Karin BursaExecutive Vice President, Logility
The supply chain is one of the most impactful components of a company’s sustainability efforts. Each year brings more progress as public attention increases and the supporting processes and technologies advance and mature. We have ‘green KPIs’ on dashboards and homepages tuned to measure how well each plan supports company environmental goals.
The most powerful approach is to eliminate or minimize waste before it is created. Today, sustainability is a key factor many companies address as they introduce new products. From product design to the sourcing of materials and packaging to the distribution of goods to the customer, each step along the supply chain has a direct impact on sustainability. Removing waste throughout this process also reduces costs further building the business case for supply chain sustainability initiatives.

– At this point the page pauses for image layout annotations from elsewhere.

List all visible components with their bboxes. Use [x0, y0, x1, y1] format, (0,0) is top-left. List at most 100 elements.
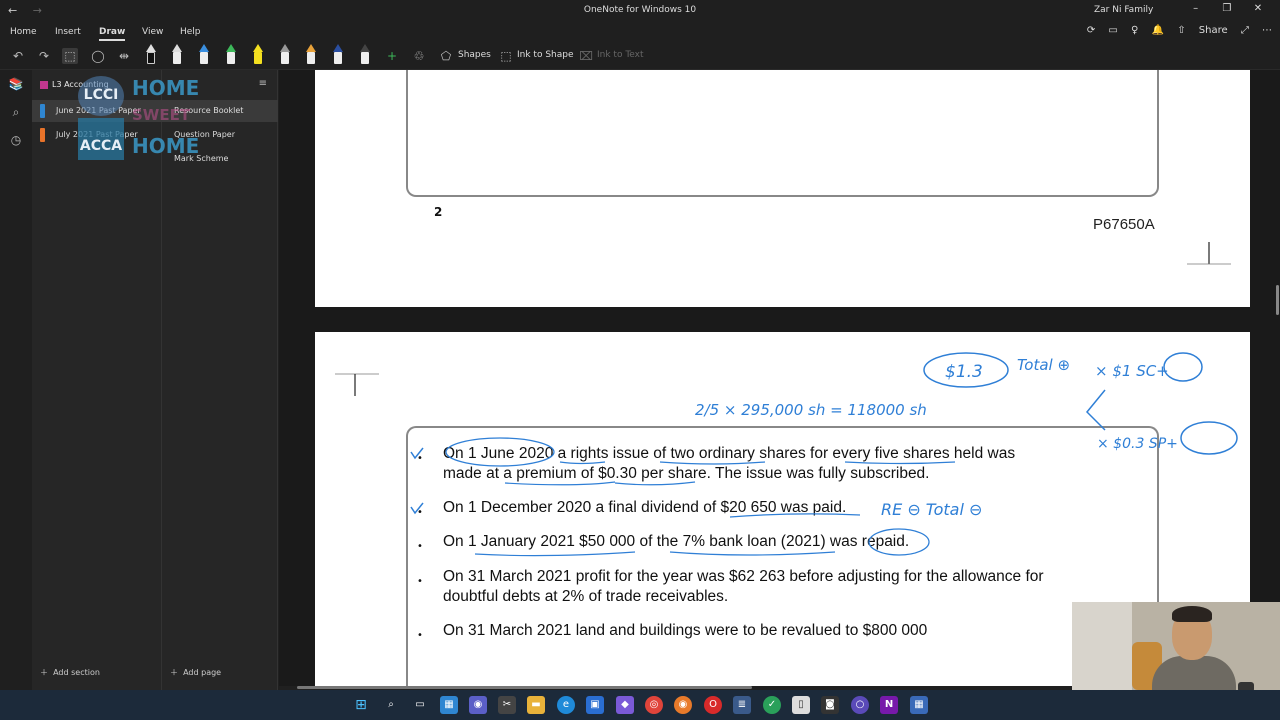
app-circle-icon[interactable]: ○: [851, 696, 869, 714]
share-button[interactable]: ⇧ Share: [1177, 25, 1227, 36]
pen-blue-icon[interactable]: [199, 44, 209, 66]
start-icon[interactable]: ⊞: [352, 696, 370, 714]
taskbar-search-icon[interactable]: ⌕: [382, 696, 400, 714]
pen-navy-icon[interactable]: [333, 44, 343, 66]
section-color-tab: [40, 128, 45, 142]
ink-brace: [1085, 389, 1106, 431]
add-section-button[interactable]: ＋ Add section: [40, 667, 100, 678]
pen-green-icon[interactable]: [226, 44, 236, 66]
windows-taskbar: ⊞ ⌕ ▭ ▦ ◉ ✂ ▬ e ▣ ◆ ◎ ◉ O ≣ ✓ ▯ ◙ ○ N ▦: [0, 690, 1280, 720]
item-dividend: On 1 December 2020 a final dividend of $…: [443, 499, 847, 516]
ink-replay-icon[interactable]: ♲: [411, 48, 427, 64]
ink-to-shape-button[interactable]: Ink to Shape: [517, 50, 574, 60]
notebooks-icon[interactable]: 📚: [0, 70, 32, 98]
title-bar: ← → OneNote for Windows 10 Zar Ni Family…: [0, 0, 1280, 22]
paper-code: P67650A: [1093, 216, 1155, 233]
store-icon[interactable]: ▣: [586, 696, 604, 714]
chat-icon[interactable]: ◉: [469, 696, 487, 714]
ink-calc: 2/5 × 295,000 sh = 118000 sh: [695, 401, 927, 419]
presenter-webcam: [1072, 602, 1280, 690]
ink-to-text-icon: ⌧: [579, 49, 593, 63]
menu-help[interactable]: Help: [180, 27, 201, 37]
ruler-icon[interactable]: ⇹: [116, 48, 132, 64]
ink-price: $1.3: [945, 362, 983, 382]
add-pen-icon[interactable]: +: [384, 48, 400, 64]
pen-gray-icon[interactable]: [280, 44, 290, 66]
calculator-icon[interactable]: ▦: [910, 696, 928, 714]
bullet-5: •: [417, 630, 423, 641]
ink-to-shape-icon[interactable]: ⬚: [498, 48, 514, 64]
webcam-microphone: [1238, 682, 1254, 690]
ink-sc: × $1 SC+: [1095, 362, 1169, 380]
app-icon[interactable]: ◆: [616, 696, 634, 714]
section-label: June 2021 Past Paper: [56, 106, 141, 115]
menu-view[interactable]: View: [142, 27, 163, 37]
obs-icon[interactable]: ◙: [821, 696, 839, 714]
share-label: Share: [1198, 25, 1228, 36]
firefox-icon[interactable]: ◉: [674, 696, 692, 714]
page-mark-scheme[interactable]: Mark Scheme: [162, 148, 278, 170]
section-june-2021[interactable]: June 2021 Past Paper: [32, 100, 162, 122]
redo-icon[interactable]: ↷: [36, 48, 52, 64]
bullet-1: •: [417, 453, 423, 464]
notebook-name: L3 Accounting: [52, 80, 109, 89]
document-icon[interactable]: ▯: [792, 696, 810, 714]
chrome-icon[interactable]: ◎: [645, 696, 663, 714]
sort-icon[interactable]: ≡: [259, 78, 267, 89]
webcam-presenter-body: [1152, 656, 1236, 690]
eraser-icon[interactable]: ◯: [90, 48, 106, 64]
notebook-title[interactable]: L3 Accounting: [40, 80, 109, 89]
section-label: July 2021 Past Paper: [56, 130, 138, 139]
widgets-icon[interactable]: ▦: [440, 696, 458, 714]
page-question-paper[interactable]: Question Paper: [162, 124, 278, 146]
snipping-tool-icon[interactable]: ✂: [498, 696, 516, 714]
menu-insert[interactable]: Insert: [55, 27, 81, 37]
expand-icon[interactable]: ⤢: [1241, 25, 1249, 36]
close-icon[interactable]: ✕: [1244, 3, 1272, 14]
page-canvas[interactable]: 2 P67650A • On 1 June 2020 a rights issu…: [279, 70, 1280, 686]
sections-pane: L3 Accounting June 2021 Past Paper July …: [32, 70, 162, 690]
bullet-3: •: [417, 541, 423, 552]
lightbulb-icon[interactable]: ♀: [1131, 25, 1138, 36]
vertical-scrollbar[interactable]: [1276, 285, 1279, 315]
feedly-icon[interactable]: ✓: [763, 696, 781, 714]
more-icon[interactable]: ⋯: [1262, 25, 1272, 36]
onenote-icon[interactable]: N: [880, 696, 898, 714]
menu-draw[interactable]: Draw: [99, 27, 126, 41]
notepad-icon[interactable]: ≣: [733, 696, 751, 714]
file-explorer-icon[interactable]: ▬: [527, 696, 545, 714]
ink-total-plus: Total ⊕: [1017, 356, 1070, 374]
sync-icon[interactable]: ⟳: [1087, 25, 1095, 36]
item-profit: On 31 March 2021 profit for the year was…: [443, 568, 1044, 605]
pen-black-icon[interactable]: [146, 44, 156, 66]
edge-icon[interactable]: e: [557, 696, 575, 714]
navigation-rail: 📚 ⌕ ◷: [0, 70, 32, 690]
app-title: OneNote for Windows 10: [583, 5, 697, 15]
pen-dark-icon[interactable]: [360, 44, 370, 66]
item-revaluation: On 31 March 2021 land and buildings were…: [443, 622, 928, 639]
notifications-icon[interactable]: 🔔: [1152, 25, 1164, 36]
shapes-button[interactable]: Shapes: [458, 50, 491, 60]
menu-home[interactable]: Home: [10, 27, 37, 37]
page-resource-booklet[interactable]: Resource Booklet: [162, 100, 278, 122]
ink-to-text-button: Ink to Text: [597, 50, 644, 60]
pen-orange-icon[interactable]: [306, 44, 316, 66]
user-name[interactable]: Zar Ni Family: [1094, 5, 1153, 15]
opera-icon[interactable]: O: [704, 696, 722, 714]
add-page-button[interactable]: ＋ Add page: [170, 667, 221, 678]
search-icon[interactable]: ⌕: [0, 98, 32, 126]
recent-icon[interactable]: ◷: [0, 126, 32, 154]
undo-icon[interactable]: ↶: [10, 48, 26, 64]
section-july-2021[interactable]: July 2021 Past Paper: [32, 124, 162, 146]
menu-right-tools: ⟳ ▭ ♀ 🔔 ⇧ Share ⤢ ⋯: [1077, 25, 1272, 36]
lasso-select-icon[interactable]: ⬚: [62, 48, 78, 64]
highlighter-yellow-icon[interactable]: [253, 44, 263, 66]
pen-white-icon[interactable]: [172, 44, 182, 66]
add-section-label: Add section: [53, 668, 100, 677]
task-view-icon[interactable]: ▭: [411, 696, 429, 714]
minimize-icon[interactable]: –: [1182, 3, 1210, 14]
shapes-icon[interactable]: ⬠: [438, 48, 454, 64]
horizontal-scrollbar[interactable]: [297, 686, 752, 689]
immersive-reader-icon[interactable]: ▭: [1108, 25, 1117, 36]
restore-icon[interactable]: ❐: [1213, 3, 1241, 14]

In 2018 we expect more companies to digitize their supply chains. By definition, digital supply chains are leaner, help eliminate waste and minimize obsolescence through the use of advanced algorithms to evaluate multiple scenarios and create the optimal plan. Multi-echelon inventory optimization (MEIO), for example, is a significant contributor to sustainability efforts by optimizing the placement of inventory to efficiently and cost-effectively serve customers across broad geographic networks. Customer service improves, costs go down, obsolescence is dramatically reduced, and sustainability goals are achieved. It’s a win-win situation.
Tania SearyFounding Chairman, Procurious
Despite the fact that it has been difficult to gain real traction on sustainability within supply chains, I am confident we will see increased momentum over the coming year.

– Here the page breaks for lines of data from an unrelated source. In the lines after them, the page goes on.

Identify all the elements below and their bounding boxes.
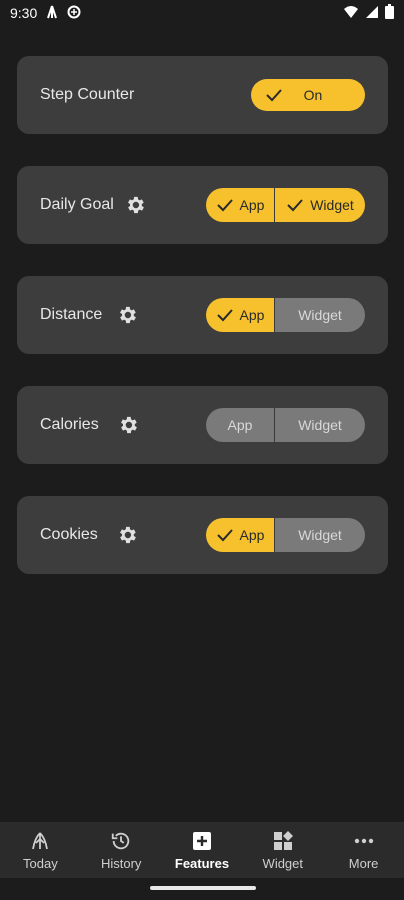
today-icon [29, 830, 51, 852]
history-icon [110, 830, 132, 852]
feature-card-step-counter: Step Counter On [17, 56, 388, 134]
daily-goal-app-option[interactable]: App [206, 188, 274, 222]
option-label: App [227, 417, 253, 433]
option-label: Widget [310, 197, 354, 213]
option-label: Widget [298, 307, 342, 323]
feature-label: Step Counter [40, 86, 135, 103]
nav-label: More [348, 855, 379, 871]
bottom-navigation: Today History Features Widget More [0, 822, 404, 878]
step-counter-toggle[interactable]: On [251, 79, 365, 111]
home-gesture-bar[interactable] [150, 886, 256, 890]
cookies-segmented-toggle: App Widget [206, 518, 365, 552]
more-icon [353, 830, 375, 852]
feature-label: Daily Goal [40, 196, 114, 213]
nav-history[interactable]: History [81, 822, 162, 878]
calories-widget-option[interactable]: Widget [275, 408, 365, 442]
feature-card-calories: Calories App Widget [17, 386, 388, 464]
daily-goal-segmented-toggle: App Widget [206, 188, 365, 222]
feature-card-cookies: Cookies App Widget [17, 496, 388, 574]
battery-icon [385, 4, 394, 22]
daily-goal-widget-option[interactable]: Widget [275, 188, 365, 222]
gear-icon[interactable] [117, 414, 139, 436]
gear-icon[interactable] [116, 304, 138, 326]
gear-icon[interactable] [116, 524, 138, 546]
distance-widget-option[interactable]: Widget [275, 298, 365, 332]
nav-today[interactable]: Today [0, 822, 81, 878]
calories-app-option[interactable]: App [206, 408, 274, 442]
option-label: App [239, 527, 265, 543]
option-label: Widget [298, 527, 342, 543]
feature-card-distance: Distance App Widget [17, 276, 388, 354]
status-bar: 9:30 [0, 0, 404, 26]
toggle-label: On [303, 87, 323, 103]
gear-icon[interactable] [124, 194, 146, 216]
app-notification-icon [45, 5, 59, 22]
nav-features[interactable]: Features [162, 822, 243, 878]
check-icon [286, 196, 304, 214]
status-time: 9:30 [10, 5, 38, 21]
cookies-widget-option[interactable]: Widget [275, 518, 365, 552]
nav-label: Widget [262, 855, 304, 871]
feature-label: Calories [40, 416, 99, 433]
feature-label: Cookies [40, 526, 98, 543]
signal-icon [365, 5, 379, 22]
option-label: App [239, 307, 265, 323]
feature-card-daily-goal: Daily Goal App Widget [17, 166, 388, 244]
distance-segmented-toggle: App Widget [206, 298, 365, 332]
features-list: Step Counter On Daily Goal App Widget Di… [17, 56, 388, 606]
distance-app-option[interactable]: App [206, 298, 274, 332]
check-icon [216, 196, 234, 214]
feature-label: Distance [40, 306, 103, 323]
widget-icon [272, 830, 294, 852]
calories-segmented-toggle: App Widget [206, 408, 365, 442]
features-icon [191, 830, 213, 852]
nav-label: Features [174, 855, 230, 871]
nav-more[interactable]: More [323, 822, 404, 878]
check-icon [216, 306, 234, 324]
option-label: Widget [298, 417, 342, 433]
vpn-icon [67, 5, 81, 22]
wifi-icon [343, 5, 359, 22]
check-icon [265, 86, 283, 104]
nav-widget[interactable]: Widget [242, 822, 323, 878]
option-label: App [239, 197, 265, 213]
cookies-app-option[interactable]: App [206, 518, 274, 552]
nav-label: History [100, 855, 142, 871]
nav-label: Today [23, 855, 58, 871]
check-icon [216, 526, 234, 544]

From a regulatory perspective, the introduction of the UK Modern Slavery Act in 2015 was a key milestone for drawing attention to purity within our supply chains. Other countries are now set to follow this example.
The introduction of the International Standard for Sustainable Procurement ISO20400 this year establishes an important global framework for all to follow.
With such large percentages of spend being consumed by third parties within our supply chains, we are all exposed to the vulnerabilities of poor practices within our multi-level supply relationships.
Following so many high profile sustainability “incidents”, we are all well aware of the significant negative impact poor sustainability practices can have on consumer and shareholder confidence, and therefore corporate value.
Consequently, there is an increasing demand from all parties for improved transparency and accountability. The challenge all supply chain leaders have is securing the resources required to monitor all players within the value chain. They need to find ways to resource this knowledge gap.
What gives me confidence that we will see increased momentum is evidence that the market is responding to this capability gap, with an increasing number of consultancies and technology solutions providing corporations with tools and services to achieve transparency.
Being provocative, I have often suggested that if we moved all the CSR and Corporate Affairs headcount into procurement & supply chain departments, we would have increased monitoring of sustainability risks (protecting our brands) and more “good news” stories (positive PR) to tell about how our organisations deliver value to the community. It could be a better investment in our brand equity to protect shareholder value.